KTの「エージェンティック・データフロー」関連イベントの様子(写真=KT)

KTは9月3日、AIエージェントが社内データや業務知識を横断的に理解し、活用できるようにする基盤「エージェンティック・データフロー」を整備したと発表した。エージェンティックAIの活用拡大を見据えた取り組みという。

同基盤は、「Kフィーチャーマップ」「Kメタ」「KTオントロジー」「Kイバリュエーション」の4つで構成する。AIエージェントが必要なデータを把握して業務を実行できるようにするとともに、実行結果を継続的に検証し、改善につなげる仕組みを備える。

Kフィーチャーマップは、加入・利用、商品、マーケティングなど全社データを標準化・統合した共通データ資産だ。AIエージェントが元データを直接探し出して加工する手間を減らし、検証済みデータをすぐに活用できるようにする。
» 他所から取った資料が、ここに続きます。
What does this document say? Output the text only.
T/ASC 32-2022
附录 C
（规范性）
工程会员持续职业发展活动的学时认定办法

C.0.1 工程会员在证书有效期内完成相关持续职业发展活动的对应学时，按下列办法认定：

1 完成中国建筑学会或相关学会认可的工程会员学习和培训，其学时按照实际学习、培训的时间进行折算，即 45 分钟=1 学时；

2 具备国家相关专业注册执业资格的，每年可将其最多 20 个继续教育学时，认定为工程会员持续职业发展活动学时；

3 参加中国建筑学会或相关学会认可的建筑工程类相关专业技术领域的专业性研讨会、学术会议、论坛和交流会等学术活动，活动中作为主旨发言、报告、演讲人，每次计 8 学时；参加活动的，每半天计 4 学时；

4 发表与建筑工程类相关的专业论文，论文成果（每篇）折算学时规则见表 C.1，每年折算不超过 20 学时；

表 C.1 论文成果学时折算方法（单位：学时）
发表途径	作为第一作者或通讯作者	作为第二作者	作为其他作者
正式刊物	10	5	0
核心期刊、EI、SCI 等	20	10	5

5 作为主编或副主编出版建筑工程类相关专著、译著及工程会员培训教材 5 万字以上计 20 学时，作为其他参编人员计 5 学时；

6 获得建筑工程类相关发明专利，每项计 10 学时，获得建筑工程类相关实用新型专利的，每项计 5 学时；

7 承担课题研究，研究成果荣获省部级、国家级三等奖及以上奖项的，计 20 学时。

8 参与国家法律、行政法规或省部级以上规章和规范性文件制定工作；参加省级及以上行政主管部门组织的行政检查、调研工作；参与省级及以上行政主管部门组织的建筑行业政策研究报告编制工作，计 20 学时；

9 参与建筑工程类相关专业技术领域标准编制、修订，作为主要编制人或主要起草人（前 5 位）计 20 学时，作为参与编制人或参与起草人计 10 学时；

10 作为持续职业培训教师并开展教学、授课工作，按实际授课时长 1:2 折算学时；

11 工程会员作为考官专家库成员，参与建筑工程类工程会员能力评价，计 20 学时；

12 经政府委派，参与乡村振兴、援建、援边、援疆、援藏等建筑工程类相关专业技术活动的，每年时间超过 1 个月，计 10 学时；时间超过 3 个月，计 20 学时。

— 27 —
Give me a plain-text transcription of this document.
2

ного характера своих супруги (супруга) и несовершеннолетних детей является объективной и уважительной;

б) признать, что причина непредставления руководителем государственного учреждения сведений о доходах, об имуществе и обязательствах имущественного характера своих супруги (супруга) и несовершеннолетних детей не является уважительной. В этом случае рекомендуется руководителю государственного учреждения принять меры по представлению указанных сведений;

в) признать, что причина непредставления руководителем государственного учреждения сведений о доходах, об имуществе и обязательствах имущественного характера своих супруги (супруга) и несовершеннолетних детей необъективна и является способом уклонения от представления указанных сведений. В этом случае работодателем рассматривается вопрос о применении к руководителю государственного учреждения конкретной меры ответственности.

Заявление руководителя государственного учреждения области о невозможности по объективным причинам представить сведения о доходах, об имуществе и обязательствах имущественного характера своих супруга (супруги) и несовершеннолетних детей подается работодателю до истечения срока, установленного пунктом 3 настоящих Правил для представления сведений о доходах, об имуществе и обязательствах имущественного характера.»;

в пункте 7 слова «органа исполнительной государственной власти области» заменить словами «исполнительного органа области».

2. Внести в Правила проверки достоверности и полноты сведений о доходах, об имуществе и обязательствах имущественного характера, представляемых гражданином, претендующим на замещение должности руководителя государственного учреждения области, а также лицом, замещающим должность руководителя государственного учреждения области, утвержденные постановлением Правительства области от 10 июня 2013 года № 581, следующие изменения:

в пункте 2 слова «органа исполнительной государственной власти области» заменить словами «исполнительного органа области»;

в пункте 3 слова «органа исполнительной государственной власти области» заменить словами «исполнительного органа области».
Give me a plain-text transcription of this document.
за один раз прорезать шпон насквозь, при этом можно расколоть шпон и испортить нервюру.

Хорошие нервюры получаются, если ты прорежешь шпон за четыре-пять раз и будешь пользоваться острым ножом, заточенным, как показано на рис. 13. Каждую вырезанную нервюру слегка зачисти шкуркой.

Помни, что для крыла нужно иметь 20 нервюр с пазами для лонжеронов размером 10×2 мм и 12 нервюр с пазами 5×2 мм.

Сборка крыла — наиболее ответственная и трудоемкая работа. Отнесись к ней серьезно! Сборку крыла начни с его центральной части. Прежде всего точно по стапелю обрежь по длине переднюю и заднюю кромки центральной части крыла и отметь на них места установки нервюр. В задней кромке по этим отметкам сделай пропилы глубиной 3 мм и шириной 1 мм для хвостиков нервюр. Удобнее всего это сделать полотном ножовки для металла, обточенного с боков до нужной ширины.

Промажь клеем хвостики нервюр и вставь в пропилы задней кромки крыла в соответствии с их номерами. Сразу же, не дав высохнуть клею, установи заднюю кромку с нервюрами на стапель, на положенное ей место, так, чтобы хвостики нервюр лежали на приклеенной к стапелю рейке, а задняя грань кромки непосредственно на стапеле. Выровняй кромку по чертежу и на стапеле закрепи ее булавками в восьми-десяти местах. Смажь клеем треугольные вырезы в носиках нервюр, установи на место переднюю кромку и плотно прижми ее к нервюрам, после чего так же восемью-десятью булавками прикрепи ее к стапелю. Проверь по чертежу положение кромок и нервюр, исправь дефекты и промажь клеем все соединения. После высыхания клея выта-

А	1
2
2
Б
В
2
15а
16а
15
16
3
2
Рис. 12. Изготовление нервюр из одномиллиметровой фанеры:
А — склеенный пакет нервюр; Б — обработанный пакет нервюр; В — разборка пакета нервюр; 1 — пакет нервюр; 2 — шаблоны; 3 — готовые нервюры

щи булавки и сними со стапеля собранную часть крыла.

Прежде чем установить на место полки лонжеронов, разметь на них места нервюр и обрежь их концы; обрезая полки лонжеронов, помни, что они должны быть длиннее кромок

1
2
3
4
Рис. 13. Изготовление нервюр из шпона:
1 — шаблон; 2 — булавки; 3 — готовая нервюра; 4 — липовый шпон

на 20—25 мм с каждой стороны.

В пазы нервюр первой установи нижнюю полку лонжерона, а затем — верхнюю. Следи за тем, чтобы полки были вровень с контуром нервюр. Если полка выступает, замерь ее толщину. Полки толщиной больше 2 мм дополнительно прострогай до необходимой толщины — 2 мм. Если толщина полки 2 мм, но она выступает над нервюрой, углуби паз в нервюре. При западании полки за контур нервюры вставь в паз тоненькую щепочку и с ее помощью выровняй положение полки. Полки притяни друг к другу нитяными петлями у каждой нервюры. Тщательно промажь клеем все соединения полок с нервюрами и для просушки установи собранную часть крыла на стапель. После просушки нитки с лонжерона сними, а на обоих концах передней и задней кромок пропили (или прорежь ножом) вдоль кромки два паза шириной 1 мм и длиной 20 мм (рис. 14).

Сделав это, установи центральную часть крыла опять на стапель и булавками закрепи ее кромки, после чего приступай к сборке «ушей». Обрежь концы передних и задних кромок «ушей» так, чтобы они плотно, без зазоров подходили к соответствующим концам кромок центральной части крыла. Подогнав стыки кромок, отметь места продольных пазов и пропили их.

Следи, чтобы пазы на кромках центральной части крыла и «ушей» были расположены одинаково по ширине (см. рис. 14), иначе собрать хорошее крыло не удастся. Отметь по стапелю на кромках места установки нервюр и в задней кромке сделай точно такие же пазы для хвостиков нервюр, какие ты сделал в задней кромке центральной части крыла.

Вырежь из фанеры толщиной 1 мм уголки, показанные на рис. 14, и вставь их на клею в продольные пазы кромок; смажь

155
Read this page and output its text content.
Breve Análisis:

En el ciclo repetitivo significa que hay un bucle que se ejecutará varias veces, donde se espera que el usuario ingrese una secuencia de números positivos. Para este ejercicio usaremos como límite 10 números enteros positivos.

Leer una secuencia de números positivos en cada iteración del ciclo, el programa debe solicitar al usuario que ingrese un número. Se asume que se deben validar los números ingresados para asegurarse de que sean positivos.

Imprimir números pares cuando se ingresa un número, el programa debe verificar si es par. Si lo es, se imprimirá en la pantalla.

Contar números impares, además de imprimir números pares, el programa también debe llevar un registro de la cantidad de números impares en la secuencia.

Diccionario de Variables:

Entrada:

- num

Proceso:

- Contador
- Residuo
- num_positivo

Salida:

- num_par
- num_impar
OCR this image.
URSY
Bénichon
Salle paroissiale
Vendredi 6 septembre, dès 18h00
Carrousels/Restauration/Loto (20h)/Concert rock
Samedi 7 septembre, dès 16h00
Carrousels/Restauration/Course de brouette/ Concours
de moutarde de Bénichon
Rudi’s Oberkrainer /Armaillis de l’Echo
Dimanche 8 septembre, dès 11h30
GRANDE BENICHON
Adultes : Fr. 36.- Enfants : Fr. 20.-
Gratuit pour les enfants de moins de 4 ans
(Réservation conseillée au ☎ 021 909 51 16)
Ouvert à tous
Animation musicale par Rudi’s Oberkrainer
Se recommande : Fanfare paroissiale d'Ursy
現在は、顧客プロファイル、商品・料金プラン、利用パターン、チャネル行動など、KTの事業全般にまたがる約1600種類の標準データ資産を提供している。事前にアクセス権限やセキュリティ審査を終えたデータを対象に、品質検証に加え、バージョン管理や権限管理の仕組みも適用した。

Kメタは、データ名称、定義、形式の標準化に加え、データの所在や相互関係、個人情報・機密情報のセキュリティ等級、利用権限などを管理するデータガバナンス基盤だ。AIエージェントが必要なデータの意味や接続構造、利用可否を把握できるようにする。

KTオントロジーは、社内用語、方針、業務マニュアル、運用ノウハウなどを共通の意味体系に沿って構造化するセマンティックレイヤーだ。Kイバリュエーションは、AIモデルとAIエージェントの品質を検証し、改善するための評価基盤として位置付ける。

KTはすでに、「My KT」、セールスエージェント、小規模事業者向けエージェント、業務自動化エージェント「K-Clos(仮称)」などにエージェンティック・データフローを適用している。今後は「みんなのAI」サービスとも連携し、産業や業務の幅広い領域へ活用を広げる計画だという。

KTは、「企業のデータ資産や業務知識、運用経験を基に、エージェンティック・データフローを継続的に高度化していく」とした上で、「人とAIエージェントが協働する業務環境の構築を進める」と説明した。